2012_01_02219F_01Terra e cenere
Alla Biennale di Lione non sono mancati gli appuntamenti con il teatro musicale. Questi però un po’ deludenti. Si trattava di due nuove opere: Terres et Cendres di Jerôme Combier (scritta su commissione dell’Opéra di Lione e messa in scena al Théâtre de la Croix-Rousse) e Espèces d’espaces di Philippe Hurel (commissionata dal Grame messa in scena al Théâtre de la Renaissance). L’opera di Combier si basava su un libretto dello scrittore afgano Atiq Rahimi, che riadattava un suo celebre, omonimo romanzo (Terra e cenere, pubblicato in Italia da Einaudi). La storia di Terres et Cendres è ambientata nel periodo dell’occupazione sovietica dell’Afghanistan, in un villaggio distrutto dai tank dove sopravvivono solo un bambino, Yassin, che crede che il mondo sia di colpo ammutolito (e invece è lui a essere diventato sordo), e suo nonno Dastguír, che si mette in cammino per raggiungere il padre di Yassin, che lavora in una miniera, e per annunciargli lo sterminio di tutta la famiglia. La partitura aveva bei momenti musicali, con venature etniche, una certa varietà di stili vocali, zone madrigalistiche (di sei personaggi di contorno, come un coro greco che interagiva nei dialoghi parlati), lungi vocalizzi e tenere berceuse, mescolate con le sonorità secche e sorde degli strumenti e di un tamburo iraniano. Ma nel complesso risultava troppo lenta, poco drammatica (nonostante gli sforzi di Philippe Forget sul podio), con le sue dinamiche sommesse e ipnotiche, e con un uso eccessivo (e poco coraggioso) del parlato. La regia di Yoshi Oida (scene di Tom Schenk e costumi di Richard Hudson) calava la vicenda in un crudo realismo fatto di muri scrostati, pilastri di cemento, carcasse arrugginite di automobili. Ma proprio mancando una forte componente drammatica, anche questi elementi apparivano come congelati in un tableau, come elementi puramente visivi di una natura morta “con moderne rovine”.

Perec all’opera
Lasciava perplessi anche l’opera di Philippe Hurel (il suo primo cimento operistico) Espèces d’espaces, basata sull’omonimo testo di Georges Perec (Specie di spazi, pubblicato in Italia da Boringhieri). Testo in forma di saggio, nello stile di una conferenza sugli spazi dove viviamo, con il suo linguaggio pseudo-scientifico, i risvolti ludici e ironici, l’ossessione delle liste e dei progetti, il gusto per l’arte combinatoria.

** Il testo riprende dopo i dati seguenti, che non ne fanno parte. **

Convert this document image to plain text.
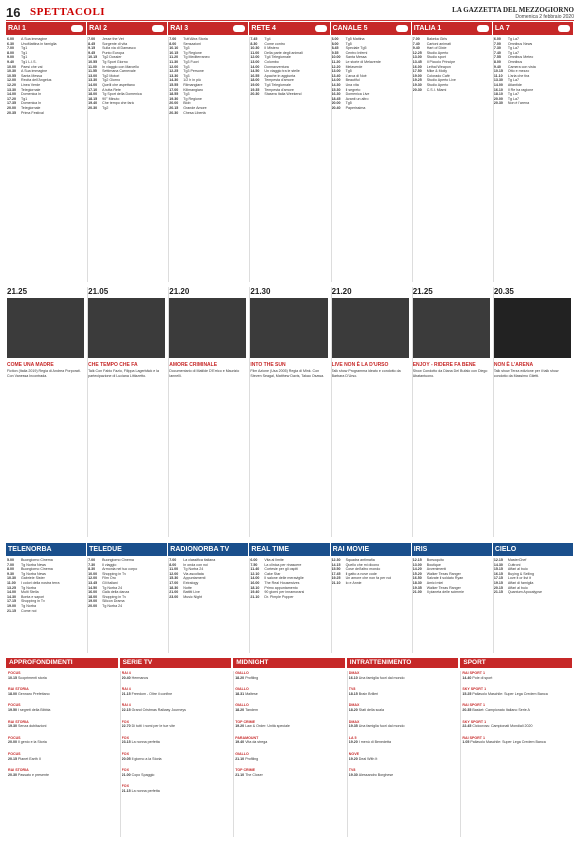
16 SPETTACOLI	LA GAZZETTA DEL MEZZOGIORNO
Domenica 2 febbraio 2020
RAI 1	RAI 2	RAI 3	RETE 4	CANALE 5	ITALIA 1	LA 7
6.00	A Sua immagine
6.30	UnoMattina in famiglia
7.00	Tg1
8.00	Tg1
9.00	Tg1
9.40	Tg1 L.I.S.
10.00	Paesi che vai
10.30	A Sua immagine
10.55	Santa Messa
12.00	Recita dell'Angelus
12.20	Linea Verde
13.30	Telegiornale
14.00	Domenica In
17.20	Tg1
17.35	Domenica In
20.00	Telegiornale
20.35	Prima Festival
7.00	Jesse the Vet
8.45	Sorgente di vita
9.15	Sulla via di Damasco
9.45	Punto Europa
10.15	Tg2 Dossier
10.55	Tg Sport Giorno
11.00	In viaggio con Marcello
11.55	Settimana Carnevale
13.00	Tg2 Motori
13.30	Tg2 Giorno
14.00	Quelli che aspettano
17.10	A tutta Rete
18.00	Tg Sport della Domenica
18.15	90° Minuto
19.40	Che tempo che farà
20.30	Tg2
7.00	Tutt'Altra Storia
8.00	Sensazioni
10.10	Tg3
10.15	Tg Regione
11.20	Tg Mediterraneo
11.30	Tg3 Fuori
12.00	Tg3
12.25	Tg3 Persone
13.30	Tg3
14.30	1/2 h in più
15.55	Rilmangiare
17.00	Kilimangiaro
18.55	Tg3
19.30	Tg Regione
20.00	Blob
20.15	Grande Amore
20.30	Chesa Libertà
7.45	Tg4
8.30	Come contro
10.30	Il Mistero
11.00	Della parte degli animali
12.00	Tg4 Telegiornale
13.00	Colombo
14.00	Donnavventura
14.50	Un viaggio tra le stelle
16.55	Apache in aggiunta
18.00	Tempesta d'amore
19.00	Tg4 Telegiornale
19.35	Tempesta d'amore
20.30	Stasera Italia Weekend
6.00	Tg5 Mattina
8.00	Tg5
8.45	Speciale Tg5
9.35	Centro Inferni
10.00	Santa Messa
11.20	Le storie di Melaverde
12.20	Melaverde
13.00	Tg5
13.40	L'arca di Noè
14.00	Beautiful
14.30	Una vita
15.30	Il segreto
16.30	Domenica Live
18.45	Avanti un altro
20.00	Tg5
20.40	Paperissima
7.00	Bakeka Girls
7.40	Cartoni animati
9.40	Hart of Dixie
12.25	Studio Aperto
13.00	Studio sport
13.45	Il Piccolo Principe
16.00	Lethal Weapon
17.50	Mike & Molly
19.00	Colorado Cafè
19.25	Studio Aperto Live
19.30	Studio Aperto
20.30	C.S.I. Miami
6.00	Tg La7
7.00	Omnibus News
7.30	Tg La7
7.40	Tg La7
7.55	Omnibus Meteo
8.00	Omnibus
9.40	Camera con vista
10.15	Otto e mezzo
11.10	L'aria che tira
13.30	Tg La7
14.00	Atlantide
16.10	Il Re ha ragione
18.10	Tg La7
20.00	Tg La7
20.30	Non è l'arena
21.25
COME UNA MADRE
Fiction (Italia 2019) Regia di Andrea Porporati. Con Vanessa Incontrada.
21.05
CHE TEMPO CHE FA
Talk Con Fabio Fazio, Filippa Lagerbäck e la partecipazione di Luciana Littizzetto.
21.20
AMORE CRIMINALE
Documentario di Matilde D'Errico e Maurizio Iannelli.
21.30
INTO THE SUN
Film Azione (Usa 2005) Regia di Mink. Con Steven Seagal, Matthew Davis, Takao Osawa.
21.20
LIVE NON È LA D'URSO
Talk show Programma ideato e condotto da Barbara D'Urso.
21.25
ENJOY - RIDERE FA BENE
Show Condotto da Diana Del Bufalo con Diego Abatantuono.
20.35
NON È L'ARENA
Talk show Terza edizione per il talk show condotto da Massimo Giletti.
TELENORBA	TELEDUE	RADIONORBA TV	REAL TIME	RAI MOVIE	IRIS	CIELO
5.00	Buongiorno Cinema
7.00	Tg Norba News
8.00	Buongiorno Cinema
9.30	Tg Norba News
10.30	Gabriele Sister
11.00	I colori della nostra terra
13.25	Tg Norba
14.00	Multi Stella
14.30	Bonta e sapori
17.15	Shopping in Tv
19.00	Tg Norba
21.15	Come noi
7.00	Buongiorno Cinema
7.30	Il viaggio
8.30	Armonia nel tuo corpo
10.00	Shopping in Tv
12.00	Film Oro
13.45	Gli italiani
14.50	Tg Norba 24
16.00	Galà della danza
18.00	Shopping in Tv
19.00	Silicon Drama
20.00	Tg Norba 24
7.00	La classifica italiana
8.00	In onda con noi
11.00	Tg Norba 24
12.00	Via ascoltata
15.30	Appuntamenti
17.00	Extralogy
18.30	Notte
21.00	Battiti Live
23.00	Music Night
6.00	Vita al limite
7.50	La clinica per rinascere
11.40	Cortesie per gli ospiti
12.10	Cake Star
14.00	Il salone delle meraviglie
16.00	The Real Housewives
18.10	Primo appuntamento
19.40	90 giorni per innamorarsi
21.10	Dr. Pimple Popper
12.30	Squadra antimafia
14.15	Quello che mi dicono
15.50	Cose dell'altro mondo
17.45	Il gatto a nove code
19.25	Un amore che non fa per noi
21.10	Io e Annie
12.15	Borsoquito
13.00	Boutique
14.20	Avvenimenti
15.20	Walker Texas Ranger
16.50	Salvate il soldato Ryan
18.30	Amici miei
19.35	Walker Texas Ranger
21.00	Il pianeta delle scimmie
12.15	MasterChef
14.30	Cuttroni
15.15	Affari al buio
16.15	Buying & Selling
17.15	Love it or list it
19.15	Affari di famiglia
20.15	Affari al buio
21.15	Quantum Apocalypse
APPROFONDIMENTI	SERIE TV	MIDNIGHT	INTRATTENIMENTO	SPORT
FOCUS
10.15 Scoprimenti storia
RAI STORIA
18.00 Gennaro Prefettano
FOCUS
19.50 I segreti della Bibbia
RAI STORIA
19.30 Senza dubitazioni
FOCUS
20.00 Il genio e la Storia
FOCUS
20.15 Planet Earth II
RAI STORIA
20.30 Passato e presente
RAI 4
20.40 Hermanos
RAI 4
21.15 Freedom - Oltre il confine
RAI 4
22.15 Grand Cristmas Railway Journeys
FOX
22.70 Di tutti i nomi per le tue vite
FOX
23.15 La nonna perfetta
FOX
20.05 Il giorno a la Storia
FOX
21.00 Copo Spaggio
FOX
21.15 La nonna perfetta
GIALLO
18.20 Profiling
GIALLO
18.31 Maltese
GIALLO
18.20 Tandem
TOP CRIME
19.20 Law & Order: Unità speciale
PARAMOUNT
19.40 Vita da strega
GIALLO
21.10 Profiling
TOP CRIME
21.10 The Closer
DMAX
16.10 Una famiglia fuori dal mondo
TV8
18.15 Brain Brilleri
DMAX
18.20 Stati della scala
DMAX
19.35 Una famiglia fuori dal mondo
LA 5
19.20 I menù di Benedetta
NOVE
19.20 Deal With It
TV8
19.30 Alessandro Borghese
RAI SPORT 1
14.40 Pole di sport
SKY SPORT 1
15.25 Pallavolo Maschile: Super Lega Credem Banca
RAI SPORT 1
20.35 Basket: Campionato Italiano Serie A
SKY SPORT 1
22.45 Ciclocross: Campionati Mondiali 2020
RAI SPORT 1
1.05 Pallavolo Maschile: Super Lega Credem Banca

Tutto questo si traduceva in una musica piena di contrasti stilistici, che chiamava in causa un soprano (Élise Chauvin) e un attore (Jean Chaize), con un tono comico che alla lunga risultava però sguaiato e ripetitivo, come una serie di gag mal cucite insieme. A dimostrazione che non basta basarsi su un testo letterario originale e di qualità, per ottenere una musica originale e di qualità. Sgangherata e clownesca anche la regia di Alexis Forestier, costruita con grande economia di mezzi, giocata su impalcature metalliche, tavoli, sedie, schermi spostati in continuazione, uno spazio scenico che intendeva fare da specchio al pirotecnico gioco di parole del testo, ma sembrava solo animato da un’inutile frenesia.